Q: We were in the process of buying a house when the deal fell through just before closing. Since then, we received an invoice from a land surveyor for a survey done on the property.
This was ordered (unbeknownst to us), on our behalf by the title agency.
The title agency said in their order to the surveyor, they have a disclaimer that says should the deal fall through, he is to collect the money directly from us, not them.
We don’t feel we should pay him because we didn’t order the survey. He says he did the work and that work was not contingent on our closing on the property. Are we responsible for payment or is the title agency responsible?
A: In many states, people buy and sell property with the assistance of a closing agent.

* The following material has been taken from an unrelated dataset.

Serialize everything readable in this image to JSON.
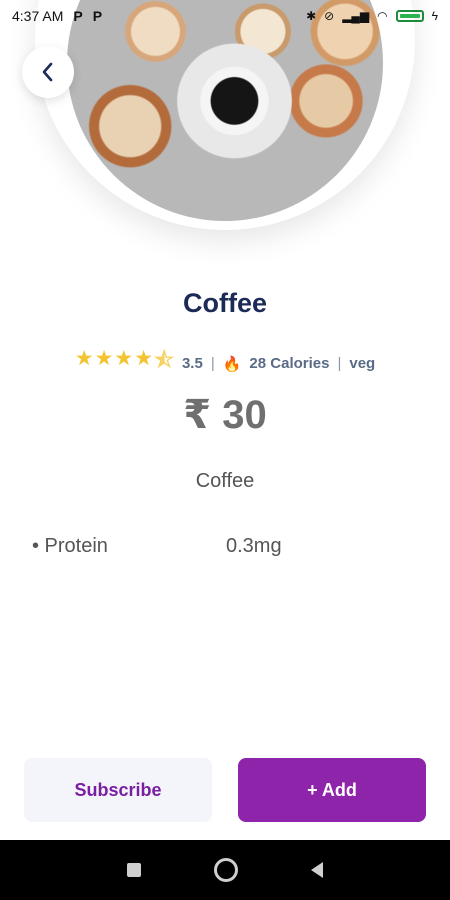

In some cases, the closing agent may be a title insurance company, an escrow company, or an attorney’s office. If you signed a document that stated that the closing agent was to undertake certain duties on your behalf that were needed in order to close on the home, the title agent would need to complete the list of items and you’d need to pay for them.
If it is customary for a buyer to pay for the survey on the purchase of a home and the closing agent ordered the survey on your behalf, you probably owe the money to the surveyor. While you did not “know” that the agent was ordering the survey, you hired the agent to do the things necessary for you to buy your home.
If the title agency paid the bill to the surveyor, they probably would have the right to turn around and bill you for the survey.
You need to review your documentation with the title agency and determine whether you gave them the right to order the survey on your behalf. If you did, you’ll have to pay for the survey.
If you did not have a written or oral understanding with the title agent for them to do work on your behalf, you probably don’t have to pay for the survey.